5. Chronic Carrier State
o Defined as shedding for >1 year after acute illness (common in S. Typhi infections).
o Gallbladder often serves as reservoir (bile, gallstones harbor bacteria).
o Chronic carriers can contaminate food or water, perpetuating outbreaks.
o Management: prolonged antibiotic courses (e.g., amoxicillin 4 g/day + probenecid for 4 weeks) or cholecystectomy if medical therapy fails (especially in the presence of gallstones).
10. Prognosis
• Non-typhoidal Salmonellosis
o Most healthy adults recover fully within 4–7 days with supportive care alone.
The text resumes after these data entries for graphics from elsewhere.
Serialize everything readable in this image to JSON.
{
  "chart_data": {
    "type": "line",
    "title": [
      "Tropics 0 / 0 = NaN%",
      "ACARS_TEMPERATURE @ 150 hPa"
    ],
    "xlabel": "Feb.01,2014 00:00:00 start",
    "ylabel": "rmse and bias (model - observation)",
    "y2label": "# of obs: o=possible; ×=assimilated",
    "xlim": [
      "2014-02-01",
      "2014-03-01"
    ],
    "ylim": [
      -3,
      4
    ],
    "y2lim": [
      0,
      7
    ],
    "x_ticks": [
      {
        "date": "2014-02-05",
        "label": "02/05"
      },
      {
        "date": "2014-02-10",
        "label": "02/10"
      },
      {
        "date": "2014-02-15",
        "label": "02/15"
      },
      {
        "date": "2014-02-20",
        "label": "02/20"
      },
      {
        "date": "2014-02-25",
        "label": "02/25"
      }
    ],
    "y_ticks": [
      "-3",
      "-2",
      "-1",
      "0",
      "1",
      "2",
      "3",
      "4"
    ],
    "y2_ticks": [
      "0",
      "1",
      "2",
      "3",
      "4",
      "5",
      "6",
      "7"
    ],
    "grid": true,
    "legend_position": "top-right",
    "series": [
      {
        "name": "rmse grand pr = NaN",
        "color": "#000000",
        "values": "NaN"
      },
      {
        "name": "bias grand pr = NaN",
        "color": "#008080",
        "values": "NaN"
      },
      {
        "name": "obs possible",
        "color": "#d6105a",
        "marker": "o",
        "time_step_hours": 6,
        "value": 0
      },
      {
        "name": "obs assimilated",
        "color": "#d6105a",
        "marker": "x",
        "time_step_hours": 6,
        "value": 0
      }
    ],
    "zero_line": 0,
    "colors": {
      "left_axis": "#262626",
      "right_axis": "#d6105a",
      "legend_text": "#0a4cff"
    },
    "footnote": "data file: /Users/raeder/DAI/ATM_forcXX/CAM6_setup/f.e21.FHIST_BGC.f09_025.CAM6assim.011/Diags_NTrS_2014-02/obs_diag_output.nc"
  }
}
o Mortality is <1% in uncomplicated cases; rises if bacteremia or invasive disease occurs.
• Typhoid Fever
o With appropriate antibiotic therapy, mortality is <1–2%.
o If untreated, mortality can approach 10–20%, primarily due to intestinal perforation or hemorrhage.
o Chronic carrier state persists in 2–5% of treated patients, necessitating follow-up.
11. Key Takeaways
• Maintain strict food and water hygiene to prevent Salmonella transmission: thoroughly cook poultry/eggs, wash produce, avoid cross-contamination, and practice good hand hygiene.
• Recognize the clinical spectrum: self-limited gastroenteritis in most, but watch for signs of dehydration, bacteremia, or shock.
• Use culture-based methods (stool, blood) for definitive diagnosis; serology (Widal) has limited reliability in endemic areas.
• Initiate supportive therapy primarily; reserve antibiotics for high-risk patients or invasive disease. Be mindful of local resistance patterns, especially for fluoroquinolones and third-generation cephalosporins.
• Vaccinate travelers and at-risk populations against typhoid fever, but remember that no vaccine guarantees complete protection—safe food/water practices remain essential.
• Monitor for and manage complications such as reactive arthritis, metastatic infections, intestinal perforation, and chronic carriage.